7 Effective Strategies to Help You Fight Less and Love More

7 Effective Strategies to Help You Fight Less and Love More

The day has been a hectic one. You sat in unbearable morning traffic, dealt with a difficult client, and felt unappreciated by your boss.

You come home at the end of the day, seeking relief, only to find dishes left in the sink. Though a small mistake, you feel yourself become engulfed in anger and frustration which spurs a fight between you and your partner.

Does this scenario sound at all familiar?

Do you feel like sometimes you can’t take the boxing gloves off?

Has fighting taken center stage in your relationship?

Everyone strives to put love first in their relationship. However, there are several factors that can get in the way, such as feeling disconnected, outside stresses, and personal struggles.

You want to love more and fight less, but how?

The Art of Arguing

There are many factors that can contribute to sparking a disagreement. However, not all couples have mastered the art of arguing, in which they can recognize and react appropriately to disagreements before a full-blown fight occurs.

Many of the fights that escalate quickly or are difficult to resolve are due to a miscommunication between individuals.

Some of these instances of miscommunication can include:

  • A miscommunication of expectations
  • Inflexible or pre-determined outcomes
  • Confusing the facts of the situation with the emotional response
  • Attempting to discuss multiple issues at once

Learn how to get back on the same wavelength as your partner to prevent fights and encourage love in response to disagreements and daily stresses.

Effective Strategies to Help You Fight Less

1. Cut out the guesswork

When you come to your partner with a concern, know exactly what it is you are upset about and what it is you need from your partner. Passive aggression or beating around the bush only causes tension and confusion.

Furthermore, when you hold on to issues instead of speaking about them directly in real-time, you often have much larger explosions down the road.

2. Stop pointing fingers

The fastest way to shut down a discussion and make your partner defensive is by playing the blame game. Instead of phrasing lines as, “You are,” try using ‘I’ statements like, “I feel frustrated when… .” ‘I’ statements are more approachable and less aggravating than pointing a finger.

3. Ditch the totalities

Words such as ‘never,’ ‘always,’ and ‘none’ are totalities that shut down an exchange fast. This is because totalities eliminate possibilities.
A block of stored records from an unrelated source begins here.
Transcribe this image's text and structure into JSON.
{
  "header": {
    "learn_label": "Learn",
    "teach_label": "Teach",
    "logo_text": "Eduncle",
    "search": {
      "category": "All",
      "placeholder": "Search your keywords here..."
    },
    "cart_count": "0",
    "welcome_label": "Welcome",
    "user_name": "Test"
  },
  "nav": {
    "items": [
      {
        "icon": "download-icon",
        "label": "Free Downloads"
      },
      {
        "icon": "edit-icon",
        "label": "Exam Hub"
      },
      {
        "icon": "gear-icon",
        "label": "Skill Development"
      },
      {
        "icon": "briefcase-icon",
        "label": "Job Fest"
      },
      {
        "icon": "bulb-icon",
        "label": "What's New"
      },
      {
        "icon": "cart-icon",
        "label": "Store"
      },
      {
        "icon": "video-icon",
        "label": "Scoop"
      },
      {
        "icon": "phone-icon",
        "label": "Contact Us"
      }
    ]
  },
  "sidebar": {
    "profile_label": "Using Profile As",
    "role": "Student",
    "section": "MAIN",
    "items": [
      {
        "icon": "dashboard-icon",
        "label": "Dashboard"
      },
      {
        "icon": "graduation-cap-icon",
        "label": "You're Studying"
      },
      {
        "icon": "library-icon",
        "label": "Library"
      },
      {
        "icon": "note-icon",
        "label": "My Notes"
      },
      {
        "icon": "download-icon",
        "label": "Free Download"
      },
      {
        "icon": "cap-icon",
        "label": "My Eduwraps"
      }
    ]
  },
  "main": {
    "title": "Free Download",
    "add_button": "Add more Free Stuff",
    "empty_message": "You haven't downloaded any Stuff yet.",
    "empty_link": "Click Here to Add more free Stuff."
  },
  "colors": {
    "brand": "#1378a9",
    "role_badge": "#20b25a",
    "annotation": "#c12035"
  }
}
If you say to your partner, “you never put me first,” they are more likely to feel defeated and less geared towards finding a solution.

4. Practice listening

It can not be said enough how important it is to be an active listener. Showing someone you are truly listening to what they are saying is a way of expressing care. Even during an argument, active listening skills such as nodding and keeping eye contact, demonstrate to your partner that you respect and care about their thoughts and feelings.

5. Work on the issue solo before coming together as a team

Sometimes disagreements turn into heated arguments simply because the initial emotional response to the incident has clouded the conversation. Therefore, take time to assess what you are feeling and why.

This step not only helps you to calm down but it is also a great way to organize your thoughts about why the incident made you feel the way it did and what solution you are looking for. You’ll find that by doing so, there is less confusion on both yours and your partner’s part during the discussion.

6. Be compassionate

Remember, you love this person! It is easy, in the heat of the moment, to feel hurt and want to hold back your compassion. However, doing so can cause further resentment and puts you on the opposite teams. Acknowledge how your partner is feeling and be ready to look for solutions to problems together.

7. Practice Daily Communication

The best way to avoid excessive arguing is to practice good communication every day. The more you practice, the easier it’ll be to communicate well in the moments that matter most. Plus, having daily communication beyond the “how was your day?” standard talk means that you will be tackling issues as they come and less likely to bottle them up.

Dedicate “talk time” for you and your partner to have meaningful communication without technology or other distractions. You’ll find that not only do issues resolve quicker but more intimacy and connection occurs.

When all else fails, don’t be afraid to seek professional couples counseling. In counseling, you’ll gain better insights as to where your strengths and weakness are as a couple and the tools you need to take off the boxing gloves and turn on the love.